Pharmacogenetic Testing to Prevent Adverse Drug Reactions
Single Nucleotide Polymorphisms and Haplotypes that are predictive of adverse reactions to commonly-used chemotherapy drugs
- Novel associations linking genetic variants to clinical response during chemotherapy.
- Targets highly effective cancer therapies that are widely used in adult and pediatric oncology.
- ADR frequency and severity will be significant drivers for clinical adoption of diagnostic SNPs.
Adverse Drug Reactions (ADRs) are a leading cause of morbidity and mortality in hospitals and represent a significant economic burden to the healthcare industry. Pediatric patients in particular are at increased risk of ADRs since the majority (>75%) of approved drugs are untested in pediatric populations. Recent evidence suggests that many ADRs are the result of genetic factors. The emerging field of pharmacogenomics aims to identify genetic variations that are associated with drug toxicity in order to optimize patient therapy.

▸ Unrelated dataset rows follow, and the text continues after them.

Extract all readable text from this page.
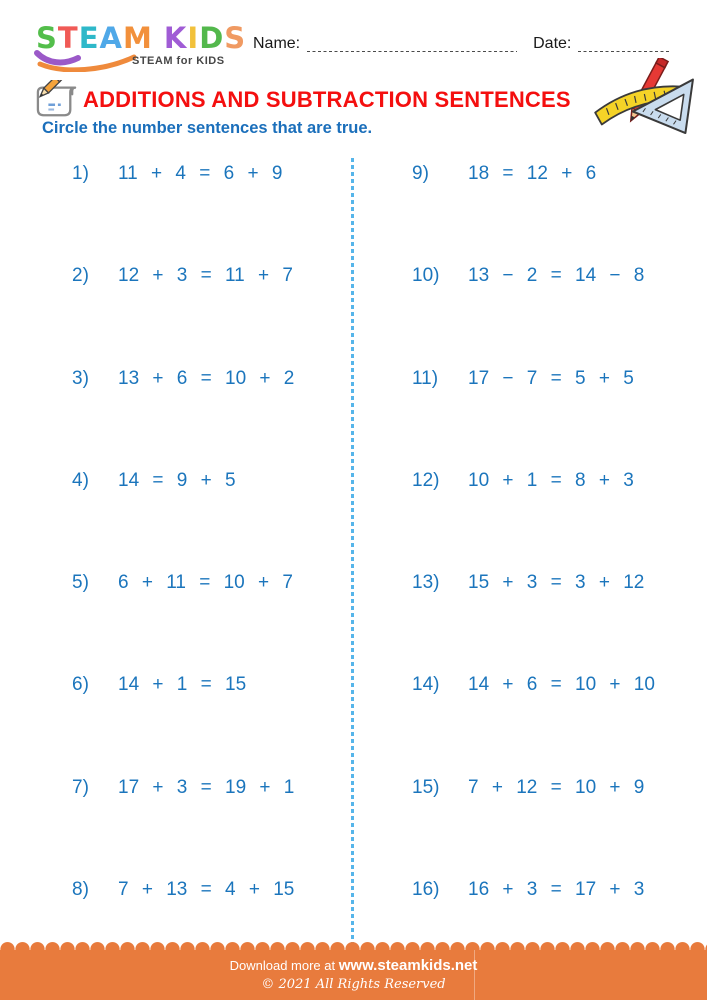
STEAM KIDS
STEAM for KIDS
Name:	Date:
ADDITIONS AND SUBTRACTION SENTENCES
Circle the number sentences that are true.
1)	11 + 4 = 6 + 9
2)	12 + 3 = 11 + 7
3)	13 + 6 = 10 + 2
4)	14 = 9 + 5
5)	6 + 11 = 10 + 7
6)	14 + 1 = 15
7)	17 + 3 = 19 + 1
8)	7 + 13 = 4 + 15
9)	18 = 12 + 6
10)	13 − 2 = 14 − 8
11)	17 − 7 = 5 + 5
12)	10 + 1 = 8 + 3
13)	15 + 3 = 3 + 12
14)	14 + 6 = 10 + 10
15)	7 + 12 = 10 + 9
16)	16 + 3 = 17 + 3
Download more at www.steamkids.net
© 2021 All Rights Reserved
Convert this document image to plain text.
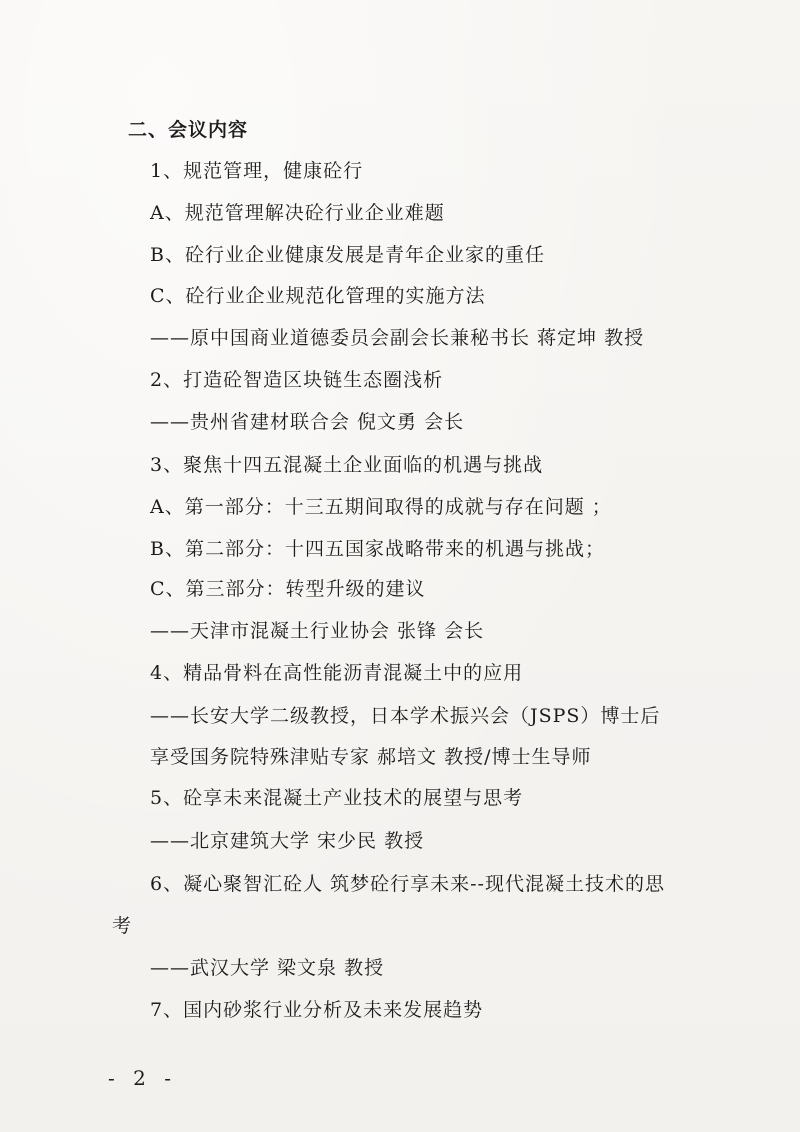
二、会议内容
1、规范管理，健康砼行
A、规范管理解决砼行业企业难题
B、砼行业企业健康发展是青年企业家的重任
C、砼行业企业规范化管理的实施方法
——原中国商业道德委员会副会长兼秘书长 蒋定坤 教授
2、打造砼智造区块链生态圈浅析
——贵州省建材联合会 倪文勇 会长
3、聚焦十四五混凝土企业面临的机遇与挑战
A、第一部分：十三五期间取得的成就与存在问题 ；
B、第二部分：十四五国家战略带来的机遇与挑战；
C、第三部分：转型升级的建议
——天津市混凝土行业协会 张锋 会长
4、精品骨料在高性能沥青混凝土中的应用
——长安大学二级教授，日本学术振兴会（JSPS）博士后
享受国务院特殊津贴专家 郝培文 教授/博士生导师
5、砼享未来混凝土产业技术的展望与思考
——北京建筑大学 宋少民 教授
6、凝心聚智汇砼人 筑梦砼行享未来--现代混凝土技术的思
考
——武汉大学 梁文泉 教授
7、国内砂浆行业分析及未来发展趋势
- 2 -
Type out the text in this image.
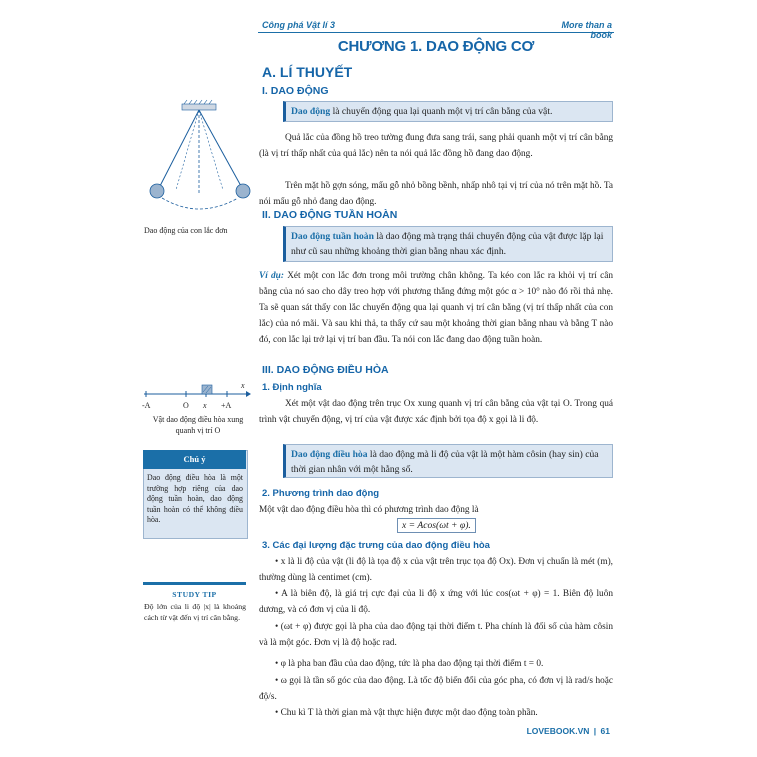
Công phá Vật lí 3	More than a book
CHƯƠNG 1. DAO ĐỘNG CƠ
A. LÍ THUYẾT
I. DAO ĐỘNG
Dao động là chuyển động qua lại quanh một vị trí cân bằng của vật.
Quả lắc của đồng hồ treo tường đung đưa sang trái, sang phải quanh một vị trí cân bằng (là vị trí thấp nhất của quả lắc) nên ta nói quả lắc đồng hồ đang dao động.
Trên mặt hồ gợn sóng, mẩu gỗ nhỏ bồng bềnh, nhấp nhô tại vị trí của nó trên mặt hồ. Ta nói mẩu gỗ nhỏ đang dao động.
II. DAO ĐỘNG TUẦN HOÀN
Dao động tuần hoàn là dao động mà trạng thái chuyển động của vật được lặp lại như cũ sau những khoảng thời gian bằng nhau xác định.
Ví dụ: Xét một con lắc đơn trong môi trường chân không. Ta kéo con lắc ra khỏi vị trí cân bằng của nó sao cho dây treo hợp với phương thẳng đứng một góc α > 10° nào đó rồi thả nhẹ. Ta sẽ quan sát thấy con lắc chuyển động qua lại quanh vị trí cân bằng (vị trí thấp nhất của con lắc) của nó mãi. Và sau khi thả, ta thấy cứ sau một khoảng thời gian bằng nhau và bằng T nào đó, con lắc lại trở lại vị trí ban đầu. Ta nói con lắc đang dao động tuần hoàn.
III. DAO ĐỘNG ĐIỀU HÒA
1. Định nghĩa
Xét một vật dao động trên trục Ox xung quanh vị trí cân bằng của vật tại O. Trong quá trình vật chuyển động, vị trí của vật được xác định bởi tọa độ x gọi là li độ.
Dao động điều hòa là dao động mà li độ của vật là một hàm côsin (hay sin) của thời gian nhân với một hằng số.
2. Phương trình dao động
Một vật dao động điều hòa thì có phương trình dao động là
x = Acos(ωt + φ).
3. Các đại lượng đặc trưng của dao động điều hòa
• x là li độ của vật (li độ là tọa độ x của vật trên trục tọa độ Ox). Đơn vị chuẩn là mét (m), thường dùng là centimet (cm).
• A là biên độ, là giá trị cực đại của li độ x ứng với lúc cos(ωt + φ) = 1. Biên độ luôn dương, và có đơn vị của li độ.
• (ωt + φ) được gọi là pha của dao động tại thời điểm t. Pha chính là đối số của hàm côsin và là một góc. Đơn vị là độ hoặc rad.
• φ là pha ban đầu của dao động, tức là pha dao động tại thời điểm t = 0.
• ω gọi là tần số góc của dao động. Là tốc độ biến đổi của góc pha, có đơn vị là rad/s hoặc độ/s.
• Chu kì T là thời gian mà vật thực hiện được một dao động toàn phần.
Dao động của con lắc đơn
-A	O x +A
x
Vật dao động điều hòa xung quanh vị trí O
Chú ý
Dao động điều hòa là một trường hợp riêng của dao động tuần hoàn, dao động tuần hoàn có thể không điều hòa.
STUDY TIP
Độ lớn của li độ |x| là khoảng cách từ vật đến vị trí cân bằng.
LOVEBOOK.VN | 61
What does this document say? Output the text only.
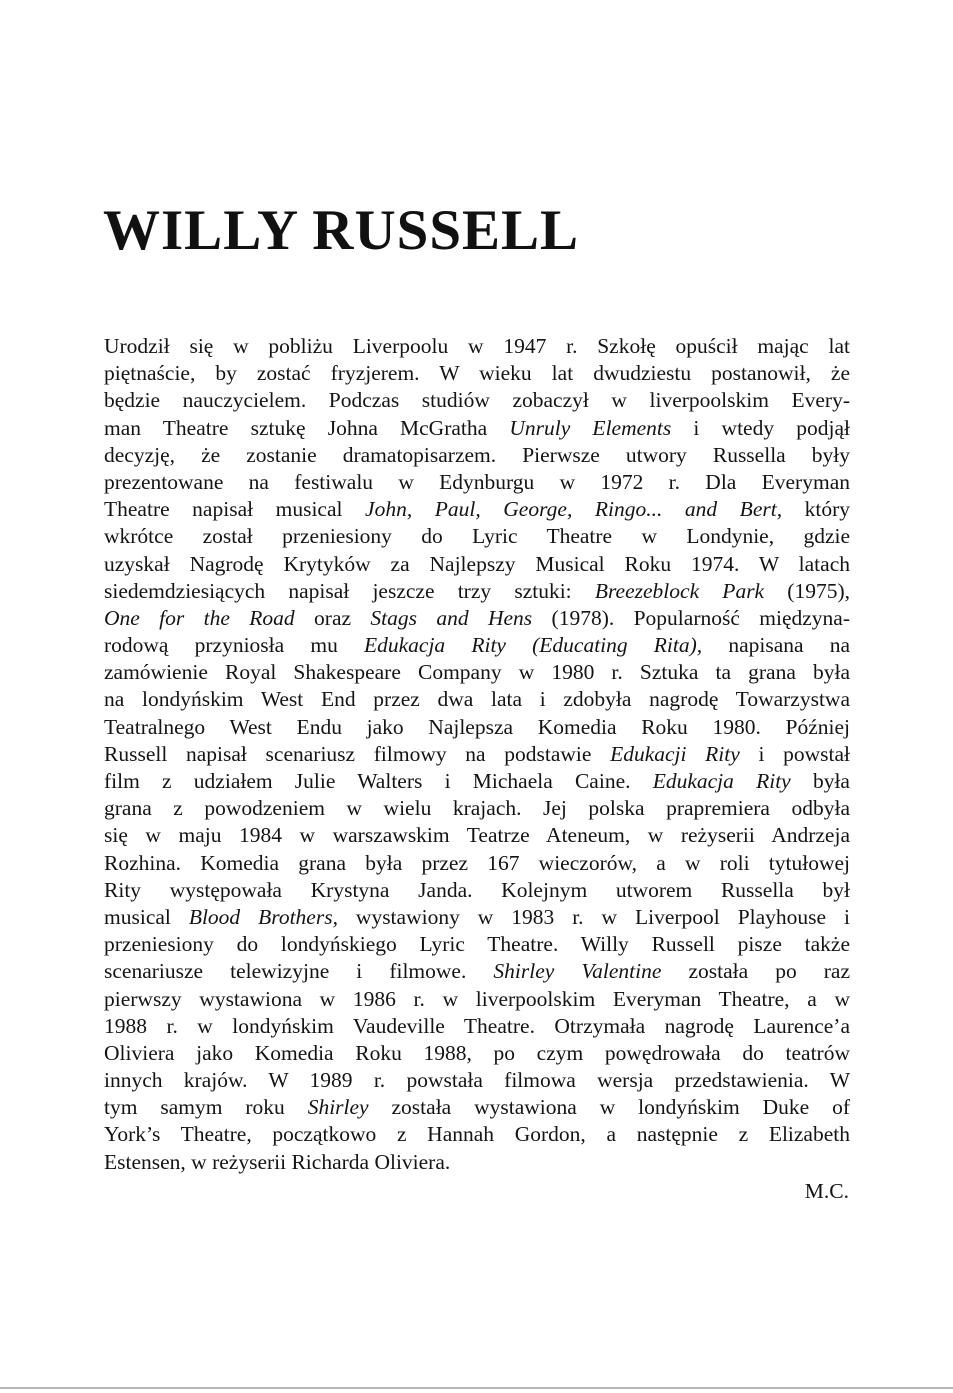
WILLY RUSSELL
Urodził się w pobliżu Liverpoolu w 1947 r. Szkołę opuścił mając lat
piętnaście, by zostać fryzjerem. W wieku lat dwudziestu postanowił, że
będzie nauczycielem. Podczas studiów zobaczył w liverpoolskim Every-
man Theatre sztukę Johna McGratha Unruly Elements i wtedy podjął
decyzję, że zostanie dramatopisarzem. Pierwsze utwory Russella były
prezentowane na festiwalu w Edynburgu w 1972 r. Dla Everyman
Theatre napisał musical John, Paul, George, Ringo... and Bert, który
wkrótce został przeniesiony do Lyric Theatre w Londynie, gdzie
uzyskał Nagrodę Krytyków za Najlepszy Musical Roku 1974. W latach
siedemdziesiących napisał jeszcze trzy sztuki: Breezeblock Park (1975),
One for the Road oraz Stags and Hens (1978). Popularność międzyna-
rodową przyniosła mu Edukacja Rity (Educating Rita), napisana na
zamówienie Royal Shakespeare Company w 1980 r. Sztuka ta grana była
na londyńskim West End przez dwa lata i zdobyła nagrodę Towarzystwa
Teatralnego West Endu jako Najlepsza Komedia Roku 1980. Później
Russell napisał scenariusz filmowy na podstawie Edukacji Rity i powstał
film z udziałem Julie Walters i Michaela Caine. Edukacja Rity była
grana z powodzeniem w wielu krajach. Jej polska prapremiera odbyła
się w maju 1984 w warszawskim Teatrze Ateneum, w reżyserii Andrzeja
Rozhina. Komedia grana była przez 167 wieczorów, a w roli tytułowej
Rity występowała Krystyna Janda. Kolejnym utworem Russella był
musical Blood Brothers, wystawiony w 1983 r. w Liverpool Playhouse i
przeniesiony do londyńskiego Lyric Theatre. Willy Russell pisze także
scenariusze telewizyjne i filmowe. Shirley Valentine została po raz
pierwszy wystawiona w 1986 r. w liverpoolskim Everyman Theatre, a w
1988 r. w londyńskim Vaudeville Theatre. Otrzymała nagrodę Laurence’a
Oliviera jako Komedia Roku 1988, po czym powędrowała do teatrów
innych krajów. W 1989 r. powstała filmowa wersja przedstawienia. W
tym samym roku Shirley została wystawiona w londyńskim Duke of
York’s Theatre, początkowo z Hannah Gordon, a następnie z Elizabeth
Estensen, w reżyserii Richarda Oliviera.

M.C.
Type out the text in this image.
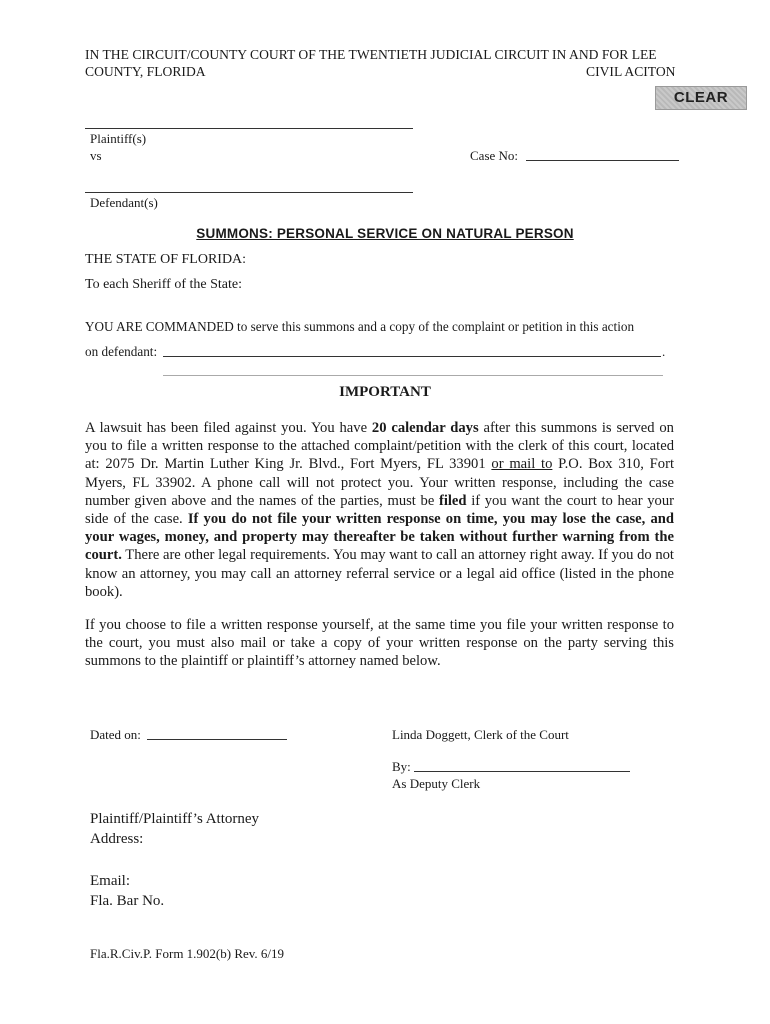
IN THE CIRCUIT/COUNTY COURT OF THE TWENTIETH JUDICIAL CIRCUIT IN AND FOR LEE
COUNTY, FLORIDA	CIVIL ACITON
CLEAR
Plaintiff(s)
vs	Case No:
Defendant(s)
SUMMONS: PERSONAL SERVICE ON NATURAL PERSON
THE STATE OF FLORIDA:
To each Sheriff of the State:
YOU ARE COMMANDED to serve this summons and a copy of the complaint or petition in this action
on defendant:	.
IMPORTANT
A lawsuit has been filed against you. You have 20 calendar days after this summons is served on you to file a written response to the attached complaint/petition with the clerk of this court, located at: 2075 Dr. Martin Luther King Jr. Blvd., Fort Myers, FL 33901 or mail to P.O. Box 310, Fort Myers, FL 33902. A phone call will not protect you. Your written response, including the case number given above and the names of the parties, must be filed if you want the court to hear your side of the case. If you do not file your written response on time, you may lose the case, and your wages, money, and property may thereafter be taken without further warning from the court. There are other legal requirements. You may want to call an attorney right away. If you do not know an attorney, you may call an attorney referral service or a legal aid office (listed in the phone book).
If you choose to file a written response yourself, at the same time you file your written response to the court, you must also mail or take a copy of your written response on the party serving this summons to the plaintiff or plaintiff’s attorney named below.
Dated on:	Linda Doggett, Clerk of the Court
By:
As Deputy Clerk
Plaintiff/Plaintiff’s Attorney
Address:
Email:
Fla. Bar No.
Fla.R.Civ.P. Form 1.902(b) Rev. 6/19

Cisplatin is a commonly-used chemotherapeutic that is highly effective against soft-tissue neoplasms and squamous cell cancers of the head and neck. The therapeutic efficacy of cisplatin therapy is tempered by the fact that cisplatin use leads to irreversible hearing loss and, in some cases, permanent deafness. Researchers at The University of British Columbia have identified genomic markers within genes involved in drug metabolism that are associated with cisplatin-induced hearing loss.
Anthracyclines such as daunorubicin, epirubicin and doxorubicin are commonly prescribed chemotherapeutics for childhood leukemia as well as cancers of the breast, prostate, lung, bladder, ovary and endometrium. Anthracycline-associated cardiotoxicity is one of the most frequent ADRs in cancer survivors and can lead to cardiomyopathy and congestive heart failure. Researchers at The University of British Columbia have identified single nucleotide polymorphisms (SNP) within drug metabolism genes that are associated with an increased risk of cardiotoxic effects following anthracycline treatment.